SQL Anywhere Studioは、ノートパソコンやPDA(スマートフォンを含む)といったモバイル端末でも動作するデータベースをユーザに提供する。また、データ同期テクノロジもある。代表的な活用分野はCRM(Customer Relationship Management)やSFA(Sales Force Automation)だ。顧客情報や商品情報などをデータベース化し、ノートパソコンやPDAに入れて携帯することで、渉外活動中に企業データを利用できる。データが個々のデバイスに分散してしまうことになるが、同期テクノロジによりデータを中央に集約することが可能だ。
2. アプリケーションやハードウェアへの組み込み市場
パッケージソフトなどのアプリケーションでは、データの保存や検索といったデータベース機能が必要なことが多い。

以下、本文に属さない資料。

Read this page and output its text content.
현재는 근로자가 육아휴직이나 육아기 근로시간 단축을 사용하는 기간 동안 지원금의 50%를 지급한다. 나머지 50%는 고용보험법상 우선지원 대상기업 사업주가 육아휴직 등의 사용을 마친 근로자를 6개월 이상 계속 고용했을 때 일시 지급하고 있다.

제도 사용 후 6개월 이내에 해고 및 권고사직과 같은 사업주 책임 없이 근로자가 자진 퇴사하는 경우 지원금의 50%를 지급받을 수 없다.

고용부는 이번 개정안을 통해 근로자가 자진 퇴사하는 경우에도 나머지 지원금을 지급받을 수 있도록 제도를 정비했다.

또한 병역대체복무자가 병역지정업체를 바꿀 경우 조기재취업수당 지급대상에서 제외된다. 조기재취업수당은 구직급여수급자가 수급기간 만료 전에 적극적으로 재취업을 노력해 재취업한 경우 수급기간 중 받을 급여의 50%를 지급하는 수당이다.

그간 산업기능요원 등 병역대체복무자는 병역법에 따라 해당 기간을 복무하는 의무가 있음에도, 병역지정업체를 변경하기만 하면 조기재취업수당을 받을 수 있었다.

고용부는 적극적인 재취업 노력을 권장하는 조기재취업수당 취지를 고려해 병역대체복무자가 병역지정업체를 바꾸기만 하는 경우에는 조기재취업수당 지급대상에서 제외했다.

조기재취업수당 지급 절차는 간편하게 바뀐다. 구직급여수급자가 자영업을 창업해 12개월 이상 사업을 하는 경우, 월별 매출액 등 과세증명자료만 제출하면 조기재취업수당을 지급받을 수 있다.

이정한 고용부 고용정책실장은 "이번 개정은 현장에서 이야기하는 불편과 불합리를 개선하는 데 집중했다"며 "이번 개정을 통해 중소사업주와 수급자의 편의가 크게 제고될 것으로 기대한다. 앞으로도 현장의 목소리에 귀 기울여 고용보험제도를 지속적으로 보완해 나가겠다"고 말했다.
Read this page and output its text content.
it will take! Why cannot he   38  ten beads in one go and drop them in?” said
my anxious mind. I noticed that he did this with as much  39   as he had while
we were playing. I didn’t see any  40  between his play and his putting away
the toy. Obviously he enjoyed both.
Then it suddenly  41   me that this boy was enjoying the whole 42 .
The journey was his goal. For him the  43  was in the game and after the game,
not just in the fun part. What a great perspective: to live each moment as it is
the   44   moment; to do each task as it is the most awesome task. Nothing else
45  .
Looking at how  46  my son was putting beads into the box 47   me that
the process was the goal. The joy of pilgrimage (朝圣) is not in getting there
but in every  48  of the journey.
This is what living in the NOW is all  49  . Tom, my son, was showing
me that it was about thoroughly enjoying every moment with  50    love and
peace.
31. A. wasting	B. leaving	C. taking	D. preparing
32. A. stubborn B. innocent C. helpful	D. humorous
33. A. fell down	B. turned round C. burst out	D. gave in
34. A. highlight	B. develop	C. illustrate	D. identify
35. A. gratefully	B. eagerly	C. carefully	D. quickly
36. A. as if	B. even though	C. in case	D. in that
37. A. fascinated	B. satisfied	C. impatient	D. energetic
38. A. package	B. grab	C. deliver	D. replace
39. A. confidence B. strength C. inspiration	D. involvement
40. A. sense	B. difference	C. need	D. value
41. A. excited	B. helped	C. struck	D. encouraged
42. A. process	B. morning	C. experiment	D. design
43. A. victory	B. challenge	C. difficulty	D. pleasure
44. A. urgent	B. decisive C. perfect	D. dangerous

SQL Anywhere Studioは、たとえば、企業会計パッケージやPOS端末などに組み込まれて利用されている。このような利用形態の場合、データベースが高性能なマシン上で使用されるとは限らないが、SQL Anywhereならばエンドユーザにデータベースの存在を意識させないほど省リソースで動作する。また、数多くの店舗や代理店に配備するシステムとして大量のローカルデータベースが必要とされるようなケースにも、SQL Anywhereは適している。SQL Anywhereは、省リソースかつ高機能で、アプリケーションに組み込みやすいからだ。
3. 中小企業・中小規模向け(SMB)市場
中小企業や大企業の支店などの中小規模向け(Small to Medium sized Businesses)市場で用いられるデータベースには、エンタープライズ級の高性能・高機能が求められる一方で、専任のIT担当者やデータベース管理者を設けられないため、できるだけ管理コストを抑えることも必要とされる。
SQL Anywhereは、管理の手間を不要とすることを設計コンセプトに掲げている。また、バージョンを重ねるにつれて中・大規模向けの機能が拡充され、エンタープライズレベルの用途にも対応している。クライアント/サーバシステムやWebアプリケーションのバックエンドにあるデータベースサーバを、PCサーバ上で運用することも多いだろう。そのような場合にも、SQL Anywhereの利用価値は高い。
1.1.3 コンポーネント
SQL Anywhere Studioには、3つの代表的なコンポーネントとGUI管理ツールがある。
SQL Anywhere(データベース)
SQL Anywhereは、SQL Anywhere Studioのメインのコンポーネントであるデータベースだ。Adaptive Server Anywhere(ASA)が現在の正式名称であるが、いずれSQL Anywhereに統一される予定となっている。このため、本連載ではSQL Anywhereという表記を用いることにする。
Ultra Light(データベース)
Ultra Lightは、Windows CEやPalm OSに対応する超軽量データベースである。
Mobile Link(同期テクノロジ)
Mobile Linkは、SQL AnywhereやUltra Lightと他のデータベースとを同期するためのコンポーネントである。なお、Mobile Link以外の同期テクノロジとしてSQL Remoteと呼ばれるコンポーネントもあるが、本連載では説明を割愛する。
GUI管理ツール
GUI管理ツールとして、データベースを管理するSybase CentralやSQLを実行するInteractive SQLなどがある。